Attackers use such human feelings as inattention, curiosity, greed, and credulity, “play” on the qualities of the interlocutor’s character or lack of professional knowledge. Let’s talk about the most common types of social engineering.
One of the main methods of social engineering – phishing – is to create a mass Internet mailing allegedly on behalf of a well-known organization. In the classic phishing scheme, the user receives an email with a “reasonable” request to follow a link to a fictitious site for authorization. The letter may ask you to change your password or provide your bank card details. The victim of fraud does not understand what is falling on the phishing resource and provides the requested information.
This technique involves hacking into a victim’s computer. The essence is as follows: the mail receives a letter with an offer to receive additional income, winnings, compromising information on a colleague, antivirus updates, or other “bait”. By downloading the program, the user infects his device with a virus that can collect or modify available information. The file is carefully disguised, so not everyone can recognize a fake: that is why the “Trojan horse” is considered one of the methods of social engineering.
Qui about quo
This method got its name from the Latin phrase “quid pro quo”, which means “service for service”. The criminal’s algorithm is as follows: he calls the user, introduces himself as a technical support officer, and reports software failures. Of course, there are no problems, but a gullible person tries to help and follows the instructions of the attacker, thus providing access to important information.
Another method of social engineering. Pretexting is an action performed according to a pre-compiled algorithm. To obtain the necessary data, the social hacker pretends to be a person known to the potential victim. Attackers call citizens and are represented by employees of credit and financial organizations, call centers, or technical support. To build trust, fraudsters tell the other personal information about him or her (such as last name, position, date of birth) or projects he or she is working on. Sometimes a hacker pretends to be an acquaintance or family member and asks you to quickly transfer funds to a specified account.
Reverse social engineering
This type of attack is aimed at creating a situation where the victim turns to the scammer. Usually, criminals achieve their goal in two ways: by advertising their own “services” or by installing malware.
Introduction of special software
The cybercrime scheme is designed to get the user to contact them. Initially, the installed program works “like clockwork”, but over time, problems occur. By performing the actions specified by fraudsters, a person provides access to their data. And when the fact of information leakage is revealed, the perpetrator remains unsuspecting, because, according to the victim, he was simply providing assistance and doing his job.
Another example of using social engineering techniques is that dialog boxes may appear on your device notifying you of a failure or need to update.

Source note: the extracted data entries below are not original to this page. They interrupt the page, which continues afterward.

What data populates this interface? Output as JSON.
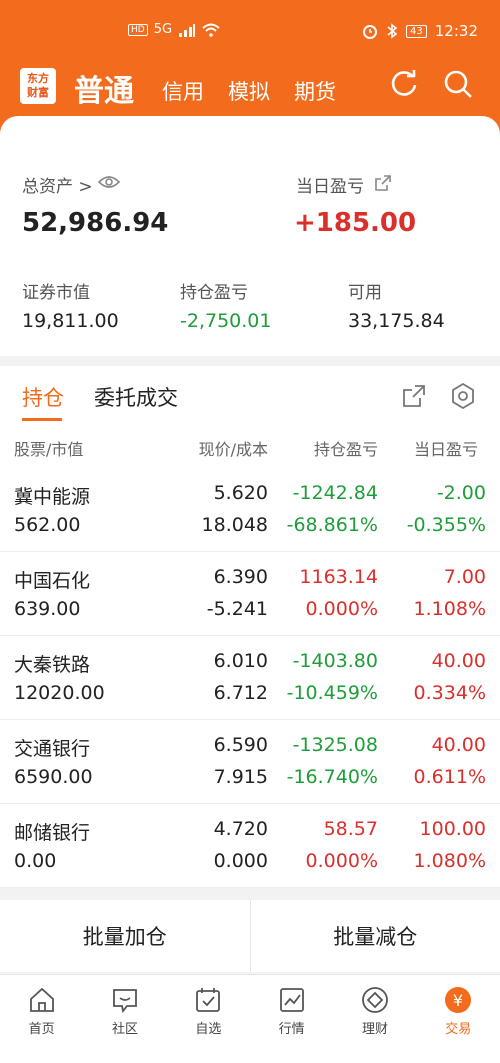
{
  "status": {
    "hd": "HD",
    "net": "5G",
    "battery": "43",
    "time": "12:32"
  },
  "header": {
    "logo_line1": "东方",
    "logo_line2": "财富",
    "tab_active": "普通",
    "tabs": [
      "信用",
      "模拟",
      "期货"
    ],
    "accent": "#f36b1c"
  },
  "assets": {
    "total_label": "总资产",
    "total_arrow": ">",
    "total_value": "52,986.94",
    "daily_label": "当日盈亏",
    "daily_value": "+185.00",
    "market_label": "证券市值",
    "market_value": "19,811.00",
    "hold_pl_label": "持仓盈亏",
    "hold_pl_value": "-2,750.01",
    "avail_label": "可用",
    "avail_value": "33,175.84"
  },
  "pos_tabs": {
    "hold": "持仓",
    "orders": "委托成交"
  },
  "table": {
    "h1": "股票/市值",
    "h2": "现价/成本",
    "h3": "持仓盈亏",
    "h4": "当日盈亏",
    "rows": [
      {
        "name": "冀中能源",
        "mv": "562.00",
        "price": "5.620",
        "cost": "18.048",
        "pl": "-1242.84",
        "plp": "-68.861%",
        "day": "-2.00",
        "dayp": "-0.355%",
        "pl_c": "green",
        "day_c": "green"
      },
      {
        "name": "中国石化",
        "mv": "639.00",
        "price": "6.390",
        "cost": "-5.241",
        "pl": "1163.14",
        "plp": "0.000%",
        "day": "7.00",
        "dayp": "1.108%",
        "pl_c": "red",
        "day_c": "red"
      },
      {
        "name": "大秦铁路",
        "mv": "12020.00",
        "price": "6.010",
        "cost": "6.712",
        "pl": "-1403.80",
        "plp": "-10.459%",
        "day": "40.00",
        "dayp": "0.334%",
        "pl_c": "green",
        "day_c": "red"
      },
      {
        "name": "交通银行",
        "mv": "6590.00",
        "price": "6.590",
        "cost": "7.915",
        "pl": "-1325.08",
        "plp": "-16.740%",
        "day": "40.00",
        "dayp": "0.611%",
        "pl_c": "green",
        "day_c": "red"
      },
      {
        "name": "邮储银行",
        "mv": "0.00",
        "price": "4.720",
        "cost": "0.000",
        "pl": "58.57",
        "plp": "0.000%",
        "day": "100.00",
        "dayp": "1.080%",
        "pl_c": "red",
        "day_c": "red"
      }
    ]
  },
  "batch": {
    "add": "批量加仓",
    "reduce": "批量减仓"
  },
  "nav": {
    "items": [
      "首页",
      "社区",
      "自选",
      "行情",
      "理财",
      "交易"
    ],
    "trade_symbol": "¥"
  }
}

Unaware of the fraud, the user follows a link in a dialog box or downloads a “new version” of the program, thereby installing a malicious file on their computer.
Most often, when looking for a master, we rely on our own intuition and can not always objectively evaluate the work of a technical specialist. This is used by criminals: by advertising services, they create a situation where the potential victim is forced to turn to them. Under the guise of repairing or restoring Windows, a scammer may install a virus file or gain access to sensitive information. If a hacker has the makings of a psychologist, he can easily extract the necessary data in the communication process.